From the Guidelines
Intracranial pressure (ICP) is typically classified into three degrees of severity: mild, moderate, and severe, with thresholds generally considered to be greater than 20–25 mmHg for intracranial hypertension, as stated in the consensus summary statement 1.
Degrees of Increased ICP
The degrees of increased ICP can be broken down as follows:
- Mild elevation: 15-20 mmHg
- Moderate elevation: 21-40 mmHg
- Severe elevation: above 40 mmHg These classifications are crucial for guiding management decisions, as cerebral perfusion pressure decreases as ICP rises, potentially leading to ischemia and herniation 1.
Management of Increased ICP
Management strategies for increased ICP vary depending on the severity of the elevation and may include:
- Conservative measures for mild elevations, such as head elevation to 30 degrees and ensuring adequate oxygenation
- More aggressive interventions for moderate elevations, including osmotic diuretics, hyperventilation, and possibly CSF drainage
- Immediate action for severe elevations, potentially including barbiturate coma, decompressive craniectomy, or therapeutic hypothermia It is essential to note that normal ICP in adults ranges from 5-15 mmHg, and sustained pressures above 20 mmHg require treatment to prevent secondary brain injury 1.

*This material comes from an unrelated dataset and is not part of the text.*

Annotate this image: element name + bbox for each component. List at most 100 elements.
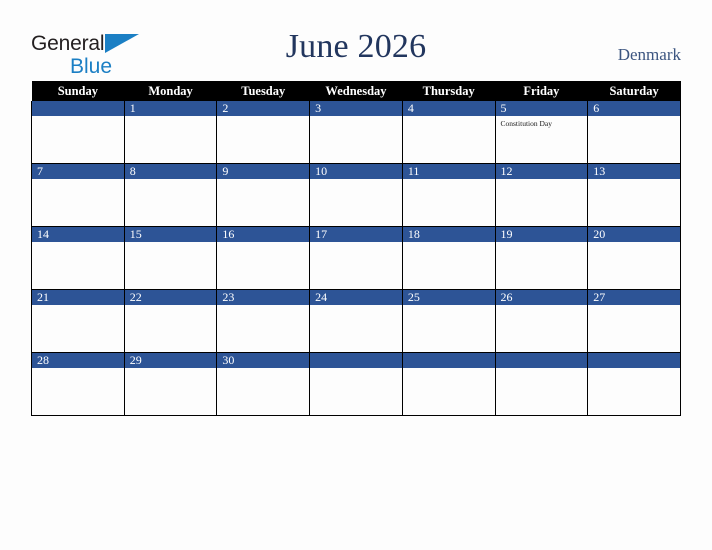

Importance of ICP Monitoring
ICP monitoring is a fundamental aspect of neurocritical care, particularly for patients with acute brain injury (ABI), as it provides valuable information for directing medical and surgical therapy 1. The use of ICP monitoring, in combination with clinical evaluation and imaging, is essential for guiding treatment decisions and improving patient outcomes 1.
From the Research
Degrees of Increased Intracranial Pressure (ICP)
The degrees of increased ICP can be understood through the various thresholds and management strategies outlined in medical literature.
- Increased ICP is a pathological state that can lead to brain damage or death if not managed properly 2.
- The overall goal for patients with intracranial hypertension is to lower ICP below 20 mm Hg and to maintain cerebral perfusion pressure (CPP) between 60 mm Hg and 90 mm Hg 3.
- Elevated ICP may lead to brain damage or death by two principle mechanisms: 1) global hypoxic-ischemic injury, as a consequence of reduced cerebral perfusion pressure (CPP) and cerebral blood flow; and 2) mechanical distortion and compression of brain tissue as a result of intracranial mass effect and ICP compartmentalization 2.
Management of Increased ICP
- Treatment of critically raised ICP should proceed in an orderly step-wise fashion, including consideration of neuroimaging, intravenous sedation, manipulation of blood pressure, mannitol infusion, moderate hyperventilation, and high-dose pentobarbital therapy 2.
- Commonly used therapeutic interventions to lower ICP include decompressive surgery, osmotherapy, hyperventilation, barbiturate-induced metabolic suppression, and hypothermia 3.
- The selection of these interventions must be tailored to each patient by considering the particular diagnosis and intracranial pathophysiology 3.
- Emerging evidence suggests that cerebral autoregulation may fail at excessively high CPP (CPP greater than 100 mm Hg) as well as at low CPP (CPP less than 60 mm Hg) and that maximal cerebral autoregulation capacity may be achieved at an optimal CPP of 70 mm Hg to 90 mm Hg 3.
Individualized Approach to Managing Increased ICP
- Increased ICP can rapidly escalate into a catastrophic event, and prompt initiation of an individualized ladder approach to clinical management is crucial 4.
- Nurses need to initiate a prompt and effective care plan that includes intensive monitoring of symptoms and continuous assessment of the patient's neurological condition 4.
- The care of cancer patients with increased ICP can be very challenging, and nurses must continue to recognize the importance of utilizing best available evidence to support a collaborative interdisciplinary clinical plan of care 4.
Treatment Options for Intracranial Hypertension
- Hypertonic saline and mannitol are two commonly used treatments for intracranial hypertension, with some studies suggesting that hypertonic saline may be more effective in reducing intracranial pressure 5.
- However, there is currently insufficient evidence to support a formal recommendation on the use of any specific hyperosmolar medication in patients with acute increased intracranial pressure 5.
- Osmotherapy is considered the mainstay of medical therapy for increased intracranial pressure, and should be administered as soon as possible 6.